Perempuan-perempuan tersebut berdarah Indo Eropa yang dibawa dari Pasirmalang kemudian didandani. Meski belum jelas sejauh mana peran mereka dalam menghibur para tamu, rencana ini tetap berhasil meninggalkan kesan yang baik hingga Bandung kemudian dikenal dengan sebutan De Bloem der Indische Bergsteden, “Bunganya Kota Pegunungan di Hindia Belanda”.
Pelacuran dan Pergundikan Zaman Kolonialisme
Jauh sebelum itu, praktik serupa yang menggunakan perempuan sebagai hiburan sudah ada sejak abad ke-16. Lelaki kolonial yang datang menjajaki Hindia Belanda sering merasa kesepian dan tidak punya tempat untuk melepaskan hasrat seksualnya. Maka, tak jarang mereka memelihara Nyai–sebutan untuk gundik asing atau istri tidak resmi.
Selain itu, karena tidak semua lelaki kolonial mampu menghidupi seorang Nyai maka muncullah kegiatan seks komersial atau pelacuran. Pada 15 Juli 1852, pemerintah kolonial Hindia Belanda menerbitkan regulasi tentang penanggulangan praktik pelacuran. Hal itu guna mengontrol lebih lanjut praktik yang merajalela tersebut.
Bandung sendiri menerapkan regulasi 1852 ini pada tahun 1857 dengan menugaskan kepolisian mengawasi aktivitas prostitusi termasuk rumah bordil.
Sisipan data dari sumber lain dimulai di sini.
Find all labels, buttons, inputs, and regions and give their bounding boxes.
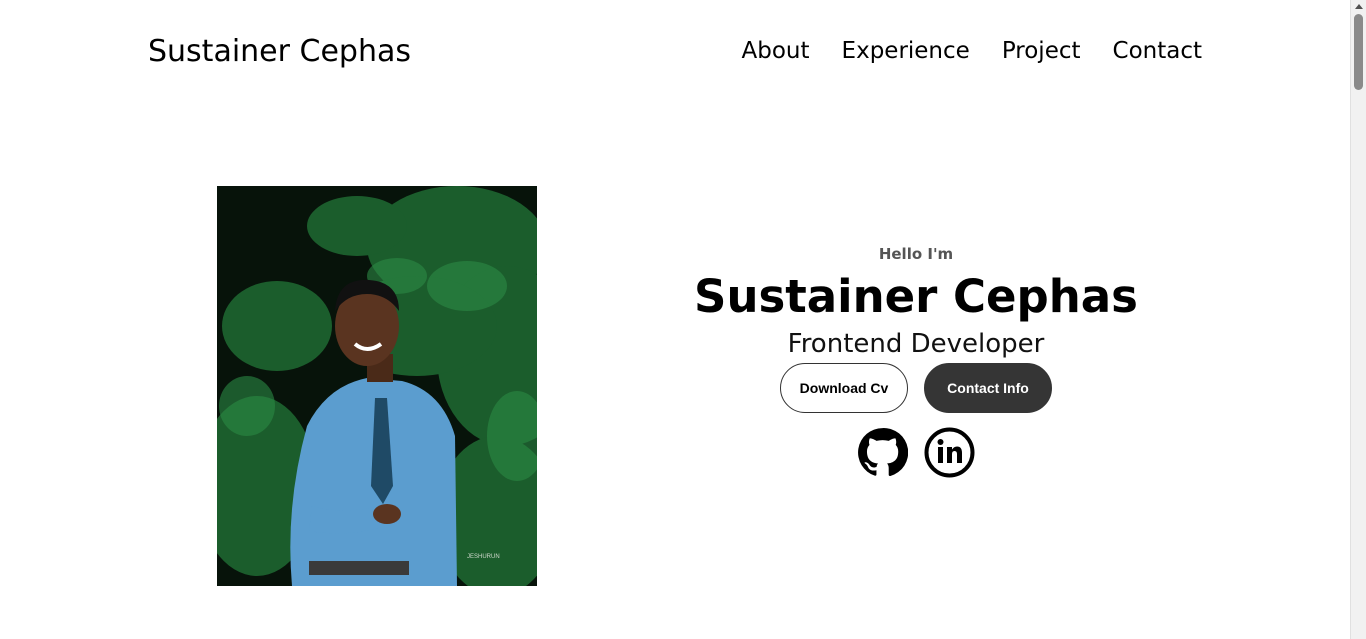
top-nav: Sustainer Cephas About Experience Projec… <box>0 0 1350 106</box>
social-links <box>650 427 1182 478</box>
photo-watermark: JESHURUN <box>467 554 500 560</box>
nav-link-project[interactable]: Project <box>1002 38 1081 64</box>
page: Sustainer Cephas About Experience Projec… <box>0 0 1350 639</box>
hero-buttons: Download Cv Contact Info <box>650 362 1182 413</box>
scroll-up-arrow-icon[interactable] <box>1355 4 1363 9</box>
scroll-thumb[interactable] <box>1354 14 1363 90</box>
linkedin-icon[interactable] <box>924 427 975 478</box>
nav-link-about[interactable]: About <box>742 38 810 64</box>
github-icon[interactable] <box>857 427 909 478</box>
nav-link-contact[interactable]: Contact <box>1113 38 1202 64</box>
page-scrollbar[interactable] <box>1350 0 1366 639</box>
hero-section: Hello I'm Sustainer Cephas Frontend Deve… <box>650 245 1182 478</box>
nav-links: About Experience Project Contact <box>742 38 1202 64</box>
site-logo[interactable]: Sustainer Cephas <box>148 34 411 69</box>
hero-name: Sustainer Cephas <box>694 270 1138 323</box>
profile-photo: JESHURUN <box>217 186 537 586</box>
greeting-text: Hello I'm <box>878 245 954 263</box>
role-title: Frontend Developer <box>787 328 1045 359</box>
download-cv-button[interactable]: Download Cv <box>780 362 908 413</box>
nav-link-experience[interactable]: Experience <box>842 38 970 64</box>
contact-info-button[interactable]: Contact Info <box>924 362 1052 413</box>
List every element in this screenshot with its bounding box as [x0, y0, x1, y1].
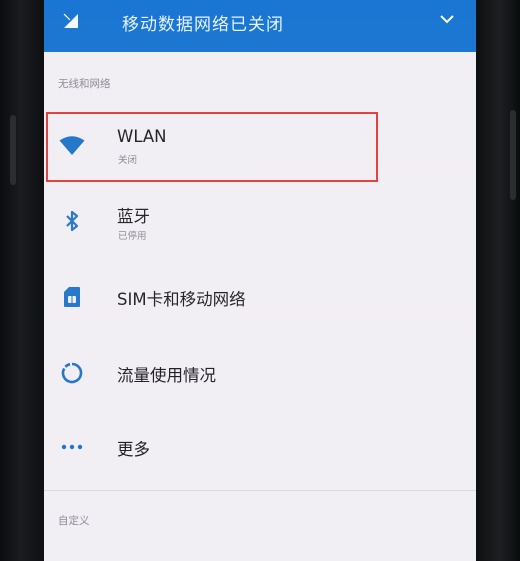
data-usage-label: 流量使用情况 [117, 366, 216, 385]
sim-card-icon [58, 283, 86, 311]
data-usage-icon [58, 359, 86, 387]
volume-button [10, 115, 16, 185]
bluetooth-icon [58, 207, 86, 235]
signal-off-icon [62, 12, 78, 28]
chevron-down-icon[interactable] [440, 14, 454, 24]
settings-item-data-usage[interactable]: 流量使用情况 [44, 338, 476, 408]
highlight-frame [46, 112, 378, 182]
section-header-custom: 自定义 [58, 515, 90, 527]
more-icon [58, 433, 86, 461]
status-title: 移动数据网络已关闭 [122, 15, 284, 35]
more-label: 更多 [117, 440, 150, 459]
power-button [510, 110, 516, 200]
settings-screen: 移动数据网络已关闭 无线和网络 WLAN 关闭 蓝牙 已停用 SIM卡和移动网络… [44, 0, 476, 561]
sim-label: SIM卡和移动网络 [117, 290, 246, 309]
section-header-wireless: 无线和网络 [58, 78, 111, 90]
settings-item-bluetooth[interactable]: 蓝牙 已停用 [44, 188, 476, 258]
section-divider [44, 490, 476, 491]
bluetooth-status: 已停用 [118, 231, 147, 242]
settings-item-more[interactable]: 更多 [44, 412, 476, 482]
phone-photo: 移动数据网络已关闭 无线和网络 WLAN 关闭 蓝牙 已停用 SIM卡和移动网络… [0, 0, 520, 561]
settings-item-sim[interactable]: SIM卡和移动网络 [44, 262, 476, 332]
bluetooth-label: 蓝牙 [117, 207, 150, 226]
mobile-data-status-bar[interactable]: 移动数据网络已关闭 [44, 0, 476, 52]
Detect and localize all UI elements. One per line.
Selain itu, para Pekerja Seks Komersial (PSK) diberi kartu kesehatan dan setiap minggu diperiksa untuk mendeteksi ada tidaknya penyakit kelamin: sifilis. Sasaran utamanya adalah kelompok militer.
Perkembangan praktik pelacuran di Bandung sejalan dengan berkembangnya pembangunan jalur kereta api yang memudahkan mobilitas tentara dan menjadikan Bandung sebagai salah satu wilayah destinasi wisata. Rumah bordil pun tumbuh subur di sekitar daerah garnisun-garnisun Bandung. Bahkan menurut pengamatan Tio Biau Sing, di sekitar Lembang banyak berdiri rumah peristirahatan sekaligus tempat pelacuran.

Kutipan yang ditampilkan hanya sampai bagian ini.